As JERICHO’S FALL begins, Jericho, suffering from terminal cancer, has requested that Beck come to him, ostensibly so that they might bid each other farewell. And come she does --- even as a mysterious black helicopter buzzes Stone Heights, even as representatives of the chattering classes seek interviews, even as Clark, now a journalist, wants deceptive access to Jericho, ostensibly to write the great man’s biography with bad intent but with an even darker purpose. The only person absent from the tableau is Sean, Jericho’s estranged son, with whom Beck has established an odd if real friendship. Of greatest concern, however, are the people from Jericho’s past life who hover just within the shadows. Jericho, either paranoid or supremely aware, feared nothing more or less than assassination. He had taken steps to ensure that, in the event of his demise, the secrets that Jericho had acquired during his intelligence career would be disclosed to the light of day.
As the number of his remaining days dwindles, forces gather to acquire those secrets, to hide some, and to take others as their own.

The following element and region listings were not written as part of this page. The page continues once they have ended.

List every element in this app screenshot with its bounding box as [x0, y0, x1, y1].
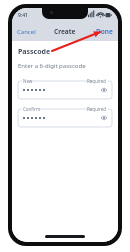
staticText: Create	[54, 27, 76, 36]
button[interactable]: Show passcode	[100, 114, 108, 122]
staticText: Confirm	[23, 106, 41, 112]
staticText: Passcode	[18, 47, 51, 57]
button[interactable]: Done	[81, 22, 113, 41]
button[interactable]: New	[18, 77, 112, 99]
staticText: Cancel	[17, 28, 36, 36]
staticText: Done	[96, 27, 113, 36]
button[interactable]: Confirm	[18, 105, 112, 127]
staticText: New	[23, 78, 33, 84]
staticText: Required	[87, 106, 107, 112]
staticText: Required	[87, 78, 107, 84]
button[interactable]: Cancel	[17, 22, 49, 41]
button[interactable]: Show passcode	[100, 86, 108, 94]
staticText: 9:41	[18, 12, 28, 19]
staticText: Enter a 6-digit passcode	[18, 62, 86, 70]
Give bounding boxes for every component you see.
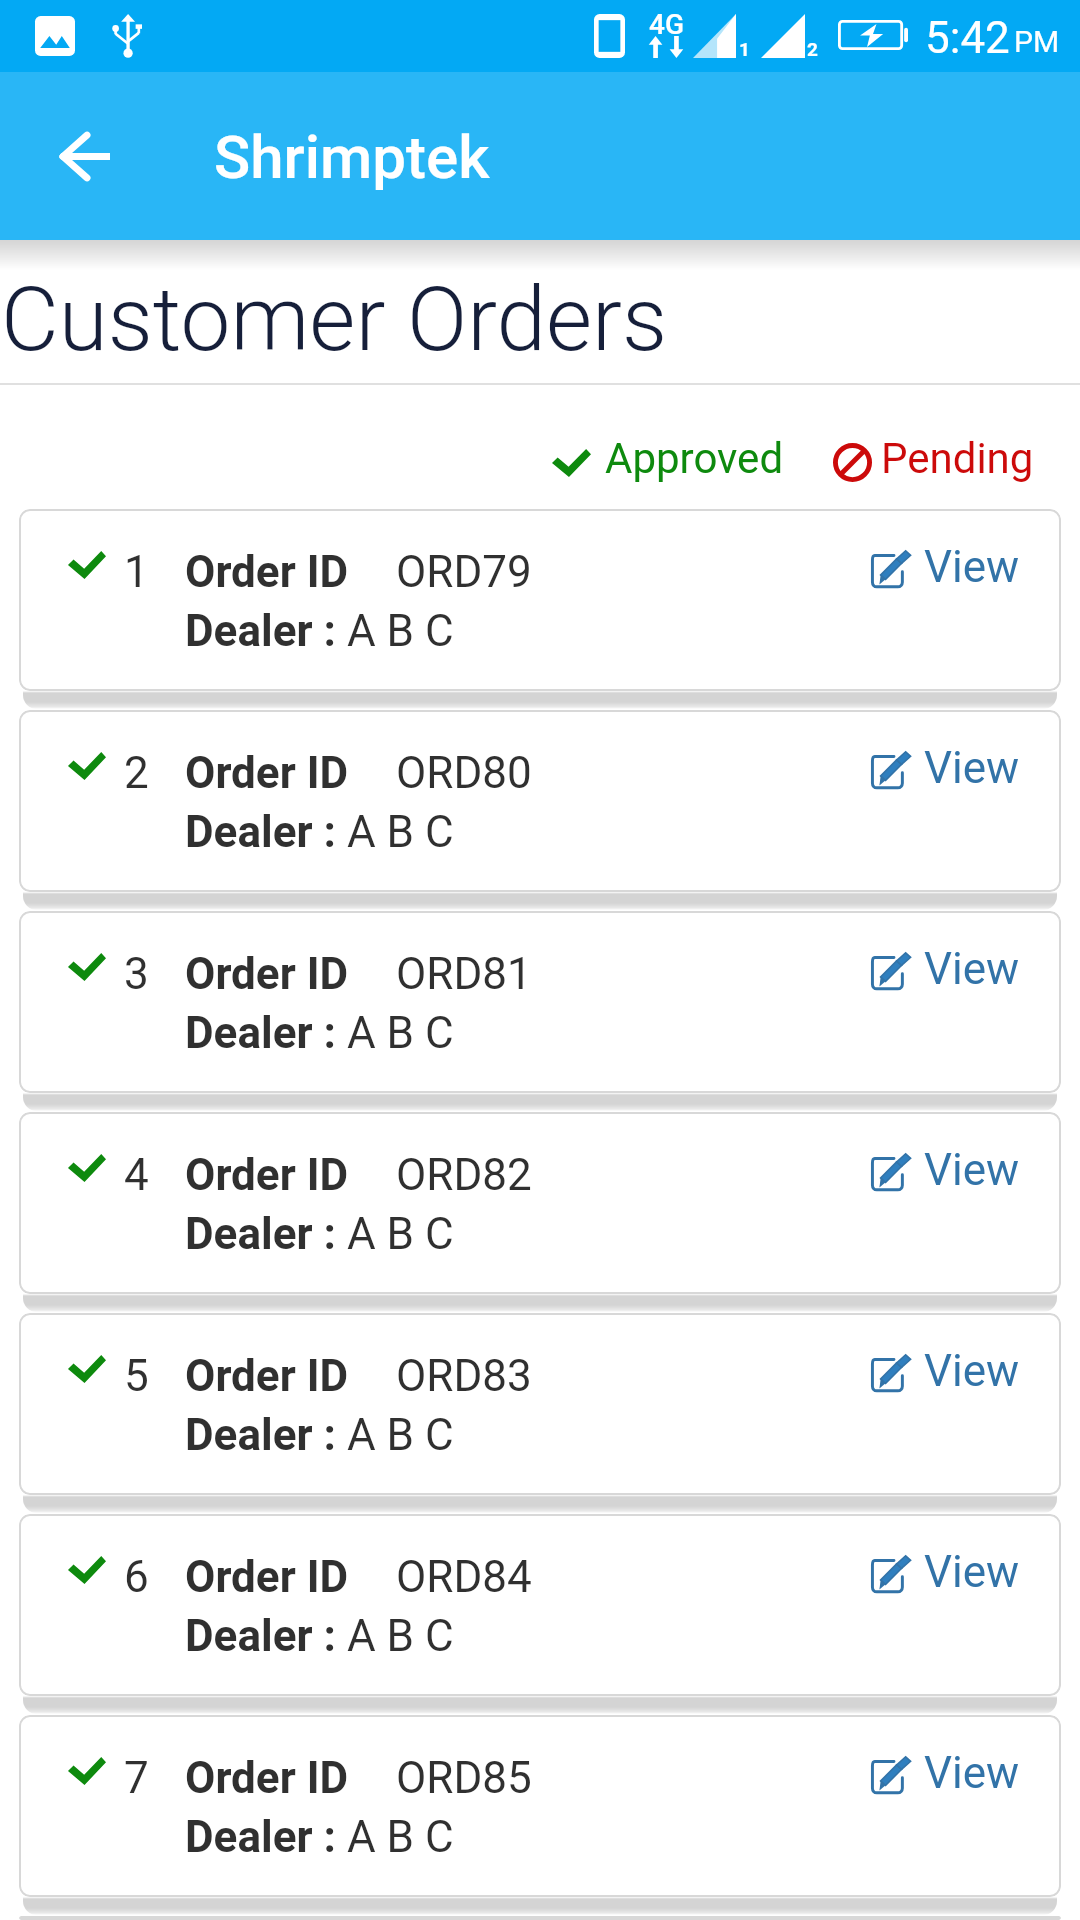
staticText: ORD79: [396, 546, 532, 598]
staticText: ORD83: [396, 1350, 532, 1402]
staticText: Approved: [605, 434, 784, 483]
staticText: ORD82: [396, 1149, 532, 1201]
staticText: 5: [124, 1350, 149, 1402]
staticText: View: [924, 742, 1020, 794]
staticText: Dealer :: [185, 1811, 336, 1863]
staticText: 1: [739, 38, 750, 60]
staticText: 5:42: [925, 12, 1010, 64]
staticText: View: [924, 1144, 1020, 1196]
staticText: Order ID: [185, 1149, 349, 1201]
staticText: Order ID: [185, 948, 349, 1000]
button[interactable]: View: [871, 1546, 1020, 1598]
staticText: ORD81: [396, 948, 532, 1000]
button[interactable]: 7: [19, 1715, 1061, 1897]
staticText: Dealer :: [185, 1208, 336, 1260]
staticText: Dealer :: [185, 806, 336, 858]
button[interactable]: View: [871, 541, 1020, 593]
staticText: ORD84: [396, 1551, 532, 1603]
button[interactable]: 1: [19, 509, 1061, 691]
staticText: A B C: [347, 1007, 454, 1059]
staticText: Pending: [881, 434, 1034, 483]
staticText: 3: [124, 948, 149, 1000]
staticText: View: [924, 1546, 1020, 1598]
staticText: Dealer :: [185, 1409, 336, 1461]
button[interactable]: 6: [19, 1514, 1061, 1696]
staticText: 4G: [649, 8, 684, 41]
staticText: A B C: [347, 1208, 454, 1260]
staticText: Order ID: [185, 1551, 349, 1603]
staticText: A B C: [347, 605, 454, 657]
staticText: 7: [124, 1752, 149, 1804]
staticText: ORD80: [396, 747, 532, 799]
staticText: Dealer :: [185, 1007, 336, 1059]
staticText: 2: [124, 747, 149, 799]
staticText: View: [924, 943, 1020, 995]
staticText: PM: [1014, 24, 1060, 59]
staticText: Order ID: [185, 1350, 349, 1402]
staticText: View: [924, 541, 1020, 593]
staticText: ORD85: [396, 1752, 532, 1804]
button[interactable]: 4: [19, 1112, 1061, 1294]
staticText: View: [924, 1345, 1020, 1397]
button[interactable]: 3: [19, 911, 1061, 1093]
staticText: Shrimptek: [214, 122, 490, 192]
staticText: View: [924, 1747, 1020, 1799]
button[interactable]: 5: [19, 1313, 1061, 1495]
staticText: 4: [124, 1149, 149, 1201]
staticText: Order ID: [185, 546, 349, 598]
button[interactable]: View: [871, 742, 1020, 794]
staticText: A B C: [347, 1811, 454, 1863]
button[interactable]: 2: [19, 710, 1061, 892]
staticText: Order ID: [185, 1752, 349, 1804]
staticText: Dealer :: [185, 1610, 336, 1662]
staticText: A B C: [347, 1409, 454, 1461]
button[interactable]: View: [871, 1144, 1020, 1196]
button[interactable]: Back: [50, 121, 120, 191]
staticText: Order ID: [185, 747, 349, 799]
staticText: A B C: [347, 1610, 454, 1662]
button[interactable]: View: [871, 1747, 1020, 1799]
button[interactable]: View: [871, 1345, 1020, 1397]
staticText: Dealer :: [185, 605, 336, 657]
staticText: A B C: [347, 806, 454, 858]
staticText: 6: [124, 1551, 149, 1603]
staticText: 2: [807, 38, 818, 60]
staticText: 1: [124, 546, 149, 598]
staticText: Customer Orders: [1, 267, 668, 371]
button[interactable]: View: [871, 943, 1020, 995]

Jericho, who is described as having some time ago slipped from unbalanced to unhinged, remains intellectually sharp, suspicious of all but trusting only Beck, speaking in riddles and making enigmatic requests for her assistance while attempting to lure her into his deathbed for a final auld lang syne. What is undeniable, however, is that all is not well. A mutilated dog is dumped in the driveway; a trusted family friend is found dead under suspicious circumstances; and one of Jericho’s former colleagues issues a warning to Beck about helping him with anything remotely connected to what is either his will, a tell-all autobiography, or something else. Beck finds herself drawn into the mystery of what is occurring around her. Part of the answer lies in Bethel, a small town near Stone Heights. Another lies in the past. Most, however, lies within Jericho himself. And as malignant forces dip and swirl around Beck and Jericho’s daughters, the old cold warrior is girding his loins for one final war.
JERICHO’S FALL is one of those novels that people linger over and re-read simply for the experience and pleasure of analyzing how the author worked his magic. Carter strikes a perfect balance here amongst the mystery, the suspense, the political, and, yes, the romance --- a story of two former lovers, each of whom had their lives irrevocably changed by their attraction with the other. It frames, among many other things, a subtle question: What happens when two people who were involved with each other and sacrificed all for the relationship only to separate suddenly encounter each other once again, with unresolved matters of the heart still between them?
Carter raises that issue, and many others, from the personal to the global, in a prose tapestry that is wonderful and unforgettable. For example, he presents a quote from Jericho that appears about one-third of the way through the book. It compares people to countries and contrasts friends with enemies, and contains more immutable truth in a few sentences than one normally encounters in entire volumes. Carter is possessed of a sharp and subtle wit that, were it a sword cane, could separate head from shoulders with a whisper. And JERICHO’S FALL is the sharpest manifestation of his talent to date.